Ist die EU-Wirtschaftsregierung der Einstieg in einen Wettbewerb des Lohn- und Sozialdumpings?

Ein ganzes Bündel von Vorschlägen für eine verstärkte wirtschaftspolitische Koordinierung in der EU ("Economic Governance") kursiert derzeit in Brüssel und Europas Hauptstädten. Was auf den ersten Blick positiv klingt, könnte die entscheidende Weichenstellung für ein europäisches Wettbewerbsmodell niedrigster Löhne und Sozialstandards sein. Schon bei der Umsetzung der Rettungspakete für Griechenland und Irland hatte die Kommission massiv auf die Senkung von Mindestlöhnen gedrängt und Einschränkungen der KV-Geltung verlangt. Europas Gewerkschaften und der ÖGB protestieren gegen diese neoliberale Neuausrichtung der EU. 

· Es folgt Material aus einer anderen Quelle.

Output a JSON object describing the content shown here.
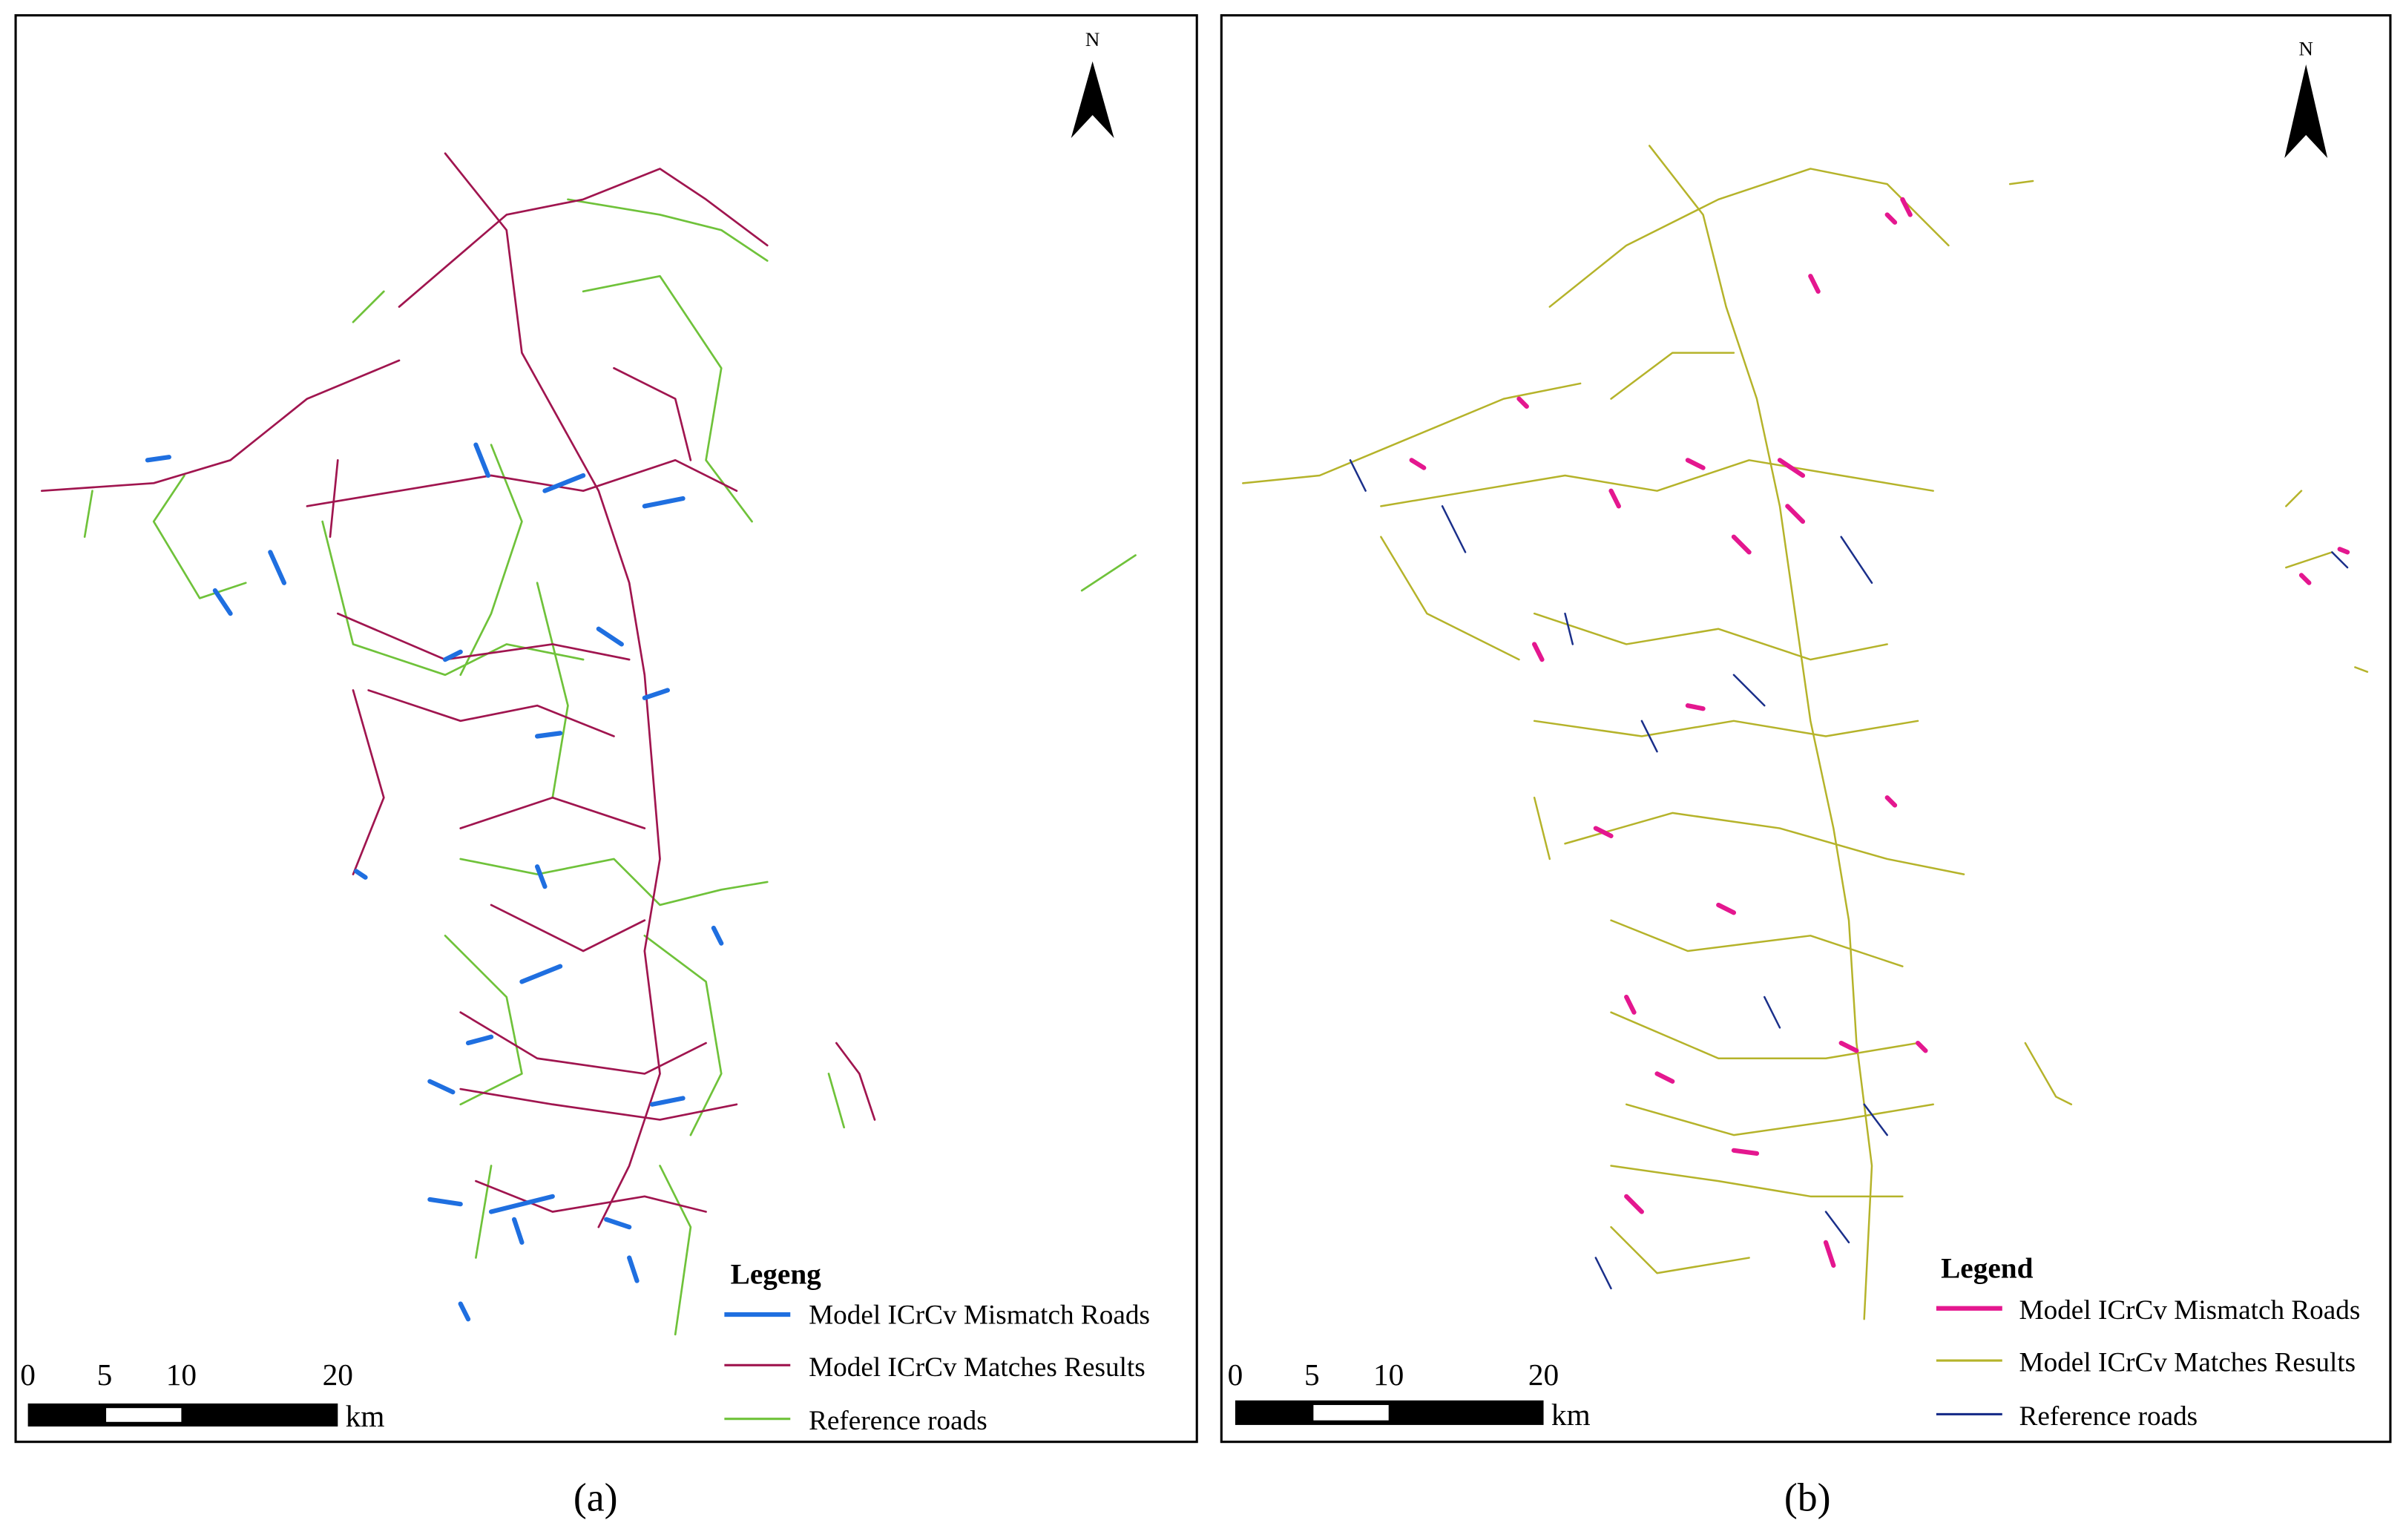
{
  "panels": [
    {
      "north": "N",
      "legend": {
        "title": "Legeng",
        "items": [
          "Model ICrCv Mismatch Roads",
          "Model ICrCv Matches Results",
          "Reference roads"
        ]
      },
      "scale": {
        "labels": [
          "0",
          "5",
          "10",
          "20"
        ],
        "unit": "km"
      },
      "caption": "(a)"
    },
    {
      "north": "N",
      "legend": {
        "title": "Legend",
        "items": [
          "Model ICrCv Mismatch Roads",
          "Model ICrCv Matches Results",
          "Reference roads"
        ]
      },
      "scale": {
        "labels": [
          "0",
          "5",
          "10",
          "20"
        ],
        "unit": "km"
      },
      "caption": "(b)"
    }
  ]
}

Pakt für Wettbewerbsfähigkeit

Die Verwirrung scheint perfekt: Nach den Vorschlägen für die Economic Governance, auch "EU-Wirtschaftsregierung" genannt, forderten Deutschland und Frankreich Anfang 2011 plötzlich einen "Pakt für Wettbewerbsfähigkeit", der seit Wochen verhandelt wurde und beim Gipfel der Staats- und Regierungschefs Ende März beschlossen werden sollte. Doch dieser Pakt geht in die gleiche Richtung: Er ergänzt die bisherigen Vorschläge der Kommission und geht in einigen Bereichen deutlich darüber hinaus. Kommissionspräsident Barroso und Ratspräsident Van Rompuy hatten einen Vorschlag ausgearbeitet, der für die Staaten der Eurozone verbindliche Vorschriften vorsieht, deren Einhaltung regelmäßig überprüft werden soll. Mit einer koordinierten EU-Wirtschaftspolitik, wie sie die Gewerkschaften seit Jahren fordern und die Wachstum und Beschäftigung in den Mittelpunkt stellt, hat dieser "Pakt" aber nichts gemein. Im Gegenteil: Er stellt Löhne und Produktivitätsentwicklung in den Mittelpunkt, beides soll in Zukunft streng überwacht werden. Die Hauptstoßrichtung ist klar: Die Lohnentwicklung soll möglichst niedrig ausfallen oder gar rückläufig sein, um Wettbewerbsfähigkeit zu gewinnen. Damit soll das deutsche Exportmodell der vergangenen Jahre, das zu einem Großteil für die gefährlichen makroökonomischen Ungleichgewichte in der EU mitverantwortlich war, zum Vorbild für die ganze EU werden. In den ursprünglichen Vorschlägen wurde selbst vor Eingriffen in die Lohnpolitik nicht halt gemacht, die KV-Autonomie der Sozialpartner in Frage gestellt. Die Proteste des ÖGB und des Europäischen Gewerkschaftsbundes (EGB) haben hier eine Entschärfung gebracht, sodass nun die Tarifautonomie ausdrücklich garantiert wird. Dennoch beinhaltet der Pakt weiter inakzeptable Punkte. Er verschärft die Sparpolitik auf dem Rücken der ArbeitnehmerInnen, sollen doch Leistungen der öffentlichen Pensionssysteme, die Gesund-heitsversorgung und Sozialleistungen allgemein in Zukunft unter dem Gesichtspunkt der "langfristigen Tragfähigkeit" reformiert werden. Auch die Arbeitsmärkte sollen weiter im Sinne von "Flexicurity" reformiert werden.
Eine besonders unrühmliche Rolle spielt in der Diskussion Wirtschafts- und Währungskommissar Olli Rehn. Immerhin sagt der unverblümt, worum es geht: "Die Lohnpolitik wird das Kernstück des Wettbewerbsfähigkeitspaktes der Euro-Zone sein", so der Kommissar Anfang März zum Handelsblatt. Doch er geht noch weiter: Er greift Flächenkollektivverträge an und fordert "dezentrale Lohnabschlüsse" auf Unternehmensebene, um die Inflation niedrig zu halten und das Wachstum zu fördern. Die Stoßrichtung ist auch hier eindeutig: Durch Verlagerung der KV-Verhandlungen auf betriebliche Ebene sollen allgemeingültige Lohnerhöhungen erschwert werden.

"Dumme Lohnerhöhungen"?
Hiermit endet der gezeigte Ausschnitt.